Within a few days, Jack’s respect for the White House was tested as never before. At the Robinsons’ as in millions of American homes, the start of the school year in the late summer of 1957 was a time of mingled anxiety and joy. But Jack and Rachel’s attention, and the nation’s, was soon drawn to events surrounding the opening of school in Little Rock, Arkansas. They could not help seeing a link between events there and their own nervous negotiation of the hitherto all-white Martha Hoyt Elementary School when Jackie had enrolled there. In Little Rock, on September 2, the day before the start of classes, Governor Orval Faubus called in the National Guard, ostensibly to preserve order but in reality to bar the entry of nine black students. Backed by the Arkansas NAACP, the students were to integrate Central High School according to a plan set by the local school board and approved by the courts. Two days later, with a white mob yelling defiance—and worse—at the black children, the Guard prevented them from entering the school. In response, Eisenhower promised to uphold the Constitution but also called on all parties to be patient. The Justice Department then entered the case with a friend-of-the-court brief. On September 20, ruling against Governor Faubus, the presiding federal judge ordered the admission of the black students to Central High.

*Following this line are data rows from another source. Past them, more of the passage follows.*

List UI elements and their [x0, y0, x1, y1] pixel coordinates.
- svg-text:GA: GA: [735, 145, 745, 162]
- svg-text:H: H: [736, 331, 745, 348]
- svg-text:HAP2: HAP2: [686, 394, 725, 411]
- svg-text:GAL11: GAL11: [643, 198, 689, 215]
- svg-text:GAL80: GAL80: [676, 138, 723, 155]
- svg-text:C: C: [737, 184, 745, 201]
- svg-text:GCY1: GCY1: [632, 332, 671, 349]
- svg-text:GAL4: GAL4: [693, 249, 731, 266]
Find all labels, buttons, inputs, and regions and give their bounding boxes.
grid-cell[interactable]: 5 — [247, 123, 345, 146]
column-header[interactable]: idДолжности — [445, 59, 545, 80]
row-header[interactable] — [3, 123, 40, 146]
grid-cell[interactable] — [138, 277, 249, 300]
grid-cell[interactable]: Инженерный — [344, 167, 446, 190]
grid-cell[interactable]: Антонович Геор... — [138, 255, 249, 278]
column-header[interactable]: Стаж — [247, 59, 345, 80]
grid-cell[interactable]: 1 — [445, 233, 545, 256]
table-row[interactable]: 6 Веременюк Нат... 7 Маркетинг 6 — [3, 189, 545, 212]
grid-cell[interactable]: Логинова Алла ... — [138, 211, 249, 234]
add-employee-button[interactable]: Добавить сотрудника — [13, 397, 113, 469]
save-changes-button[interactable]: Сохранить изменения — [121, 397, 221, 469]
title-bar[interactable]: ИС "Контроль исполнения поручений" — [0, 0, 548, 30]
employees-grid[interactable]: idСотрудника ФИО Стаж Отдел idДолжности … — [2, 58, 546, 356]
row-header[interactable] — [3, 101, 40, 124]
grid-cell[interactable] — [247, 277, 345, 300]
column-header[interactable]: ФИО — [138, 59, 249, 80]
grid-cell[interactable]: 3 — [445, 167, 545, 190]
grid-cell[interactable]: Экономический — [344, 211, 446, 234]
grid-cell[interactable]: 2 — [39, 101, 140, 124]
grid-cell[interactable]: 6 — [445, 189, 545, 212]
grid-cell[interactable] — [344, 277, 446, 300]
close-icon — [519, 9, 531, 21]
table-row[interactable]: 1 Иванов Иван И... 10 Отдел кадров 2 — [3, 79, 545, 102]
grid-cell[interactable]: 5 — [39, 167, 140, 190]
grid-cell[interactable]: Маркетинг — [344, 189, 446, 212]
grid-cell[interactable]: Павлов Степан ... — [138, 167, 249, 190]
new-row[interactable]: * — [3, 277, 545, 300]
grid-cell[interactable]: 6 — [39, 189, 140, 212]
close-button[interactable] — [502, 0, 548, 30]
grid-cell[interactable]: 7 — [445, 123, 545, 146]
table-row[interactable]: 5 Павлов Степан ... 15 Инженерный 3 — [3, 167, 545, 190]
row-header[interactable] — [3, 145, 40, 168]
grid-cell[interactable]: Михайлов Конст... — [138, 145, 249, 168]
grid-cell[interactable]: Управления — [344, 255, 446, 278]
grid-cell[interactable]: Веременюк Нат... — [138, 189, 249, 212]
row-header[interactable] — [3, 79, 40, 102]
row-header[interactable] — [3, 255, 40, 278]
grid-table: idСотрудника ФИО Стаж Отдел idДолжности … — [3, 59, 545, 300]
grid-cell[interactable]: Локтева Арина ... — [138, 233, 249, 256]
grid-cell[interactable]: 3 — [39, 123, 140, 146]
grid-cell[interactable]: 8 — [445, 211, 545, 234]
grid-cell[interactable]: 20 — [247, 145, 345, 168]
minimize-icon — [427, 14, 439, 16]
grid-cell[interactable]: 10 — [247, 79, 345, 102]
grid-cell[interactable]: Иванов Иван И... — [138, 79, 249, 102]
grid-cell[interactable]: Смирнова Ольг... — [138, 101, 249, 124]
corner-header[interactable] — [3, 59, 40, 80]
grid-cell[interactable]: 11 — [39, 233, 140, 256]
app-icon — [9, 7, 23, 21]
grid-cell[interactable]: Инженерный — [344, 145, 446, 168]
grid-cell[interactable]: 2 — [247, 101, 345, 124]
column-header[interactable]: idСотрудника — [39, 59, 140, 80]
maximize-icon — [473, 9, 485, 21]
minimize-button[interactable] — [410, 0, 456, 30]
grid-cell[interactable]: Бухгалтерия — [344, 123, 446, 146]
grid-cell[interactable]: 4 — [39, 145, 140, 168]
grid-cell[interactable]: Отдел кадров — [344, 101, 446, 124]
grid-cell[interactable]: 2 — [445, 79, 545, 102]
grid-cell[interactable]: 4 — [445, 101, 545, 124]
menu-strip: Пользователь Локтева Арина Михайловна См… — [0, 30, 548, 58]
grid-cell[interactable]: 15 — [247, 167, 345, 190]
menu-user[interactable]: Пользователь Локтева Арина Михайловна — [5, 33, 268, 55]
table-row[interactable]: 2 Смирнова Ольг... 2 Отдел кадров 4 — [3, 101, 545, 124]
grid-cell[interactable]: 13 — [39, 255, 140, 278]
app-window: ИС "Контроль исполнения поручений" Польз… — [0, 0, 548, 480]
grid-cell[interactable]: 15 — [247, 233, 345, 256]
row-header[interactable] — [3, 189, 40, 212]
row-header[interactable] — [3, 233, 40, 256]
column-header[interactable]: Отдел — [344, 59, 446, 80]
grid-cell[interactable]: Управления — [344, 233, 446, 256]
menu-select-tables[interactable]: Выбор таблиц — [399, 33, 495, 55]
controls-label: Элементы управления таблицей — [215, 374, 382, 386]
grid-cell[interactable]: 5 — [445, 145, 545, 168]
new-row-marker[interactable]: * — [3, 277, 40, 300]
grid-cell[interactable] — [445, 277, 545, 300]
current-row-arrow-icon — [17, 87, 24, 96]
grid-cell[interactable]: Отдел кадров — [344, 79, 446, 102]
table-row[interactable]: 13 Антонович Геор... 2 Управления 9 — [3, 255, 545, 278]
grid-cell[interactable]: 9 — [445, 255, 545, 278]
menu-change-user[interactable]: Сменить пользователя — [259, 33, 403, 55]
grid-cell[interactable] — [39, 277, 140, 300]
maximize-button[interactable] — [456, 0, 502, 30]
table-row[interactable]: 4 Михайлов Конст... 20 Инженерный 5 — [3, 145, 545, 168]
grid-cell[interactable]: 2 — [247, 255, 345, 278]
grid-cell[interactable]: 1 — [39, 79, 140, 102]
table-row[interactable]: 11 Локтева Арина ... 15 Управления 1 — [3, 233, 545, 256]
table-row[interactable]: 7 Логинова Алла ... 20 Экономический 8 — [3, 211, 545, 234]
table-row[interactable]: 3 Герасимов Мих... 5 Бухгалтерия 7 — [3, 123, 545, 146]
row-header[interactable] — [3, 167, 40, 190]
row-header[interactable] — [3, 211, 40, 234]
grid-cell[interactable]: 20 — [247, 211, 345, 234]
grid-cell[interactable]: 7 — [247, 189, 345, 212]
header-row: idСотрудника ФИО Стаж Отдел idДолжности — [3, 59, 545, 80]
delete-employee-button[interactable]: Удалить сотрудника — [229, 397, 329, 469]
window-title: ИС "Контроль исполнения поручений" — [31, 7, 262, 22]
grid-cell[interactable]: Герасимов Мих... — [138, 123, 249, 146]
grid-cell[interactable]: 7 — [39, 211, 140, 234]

Jack responded indignantly to Eisenhower’s call for patience. “
We are wondering to whom you are referring,” he sarcastically wired the White House, “when you say we must be patient.” Blacks had been patient for hundreds of years; the time had come for action. Although Eisenhower did not respond directly to this message, a few days later Rabb spoke on the telephone to Robinson to try to explain the administration’s position on the explosive situation. Whatever Rabb said hardly encouraged Robinson, who wrote his friend Caroline Wallerstein in Chicago that “
as far as ‘Ike’ goes he has been a real disappointment.” On Monday, September 23, three days after the ruling against Faubus, the nine black students, attempting to enter the school, found the guardsmen gone but city police present along with a vicious mob of about one thousand whites. At noon, on the orders of city officials, the students went home. Daisy Bates, the president of the Arkansas NAACP, then announced that they would not return “
until they have the assurance of the President of the U.S. that they will be protected from the mob.”

On Wednesday, to Jack’s relief, Eisenhower finally acted. Placing ten thousand National Guardsmen on federal duty, he also sent one thousand paratroopers of the 101st Airborne Division to Little Rock to protect the six black girls and three black boys in one of the strongest assertions of federal force against a local authority in the South since the end of Reconstruction in 1877. The paratroopers would stay in Little Rock until late November, but some guardsmen were still on duty when the school year ended. Eisenhower’s action drew immediate praise from civil rights supporters in the movement and certainly transformed Robinson’s opinion of the President’s performance. “
Please accept my congratulations,” he wired Eisenhower, “on the positive position you have taken in the Little Rock situation. I should have known you would do the right thing at the crucial time. May God continue giving you the wisdom to lead us in this struggle.”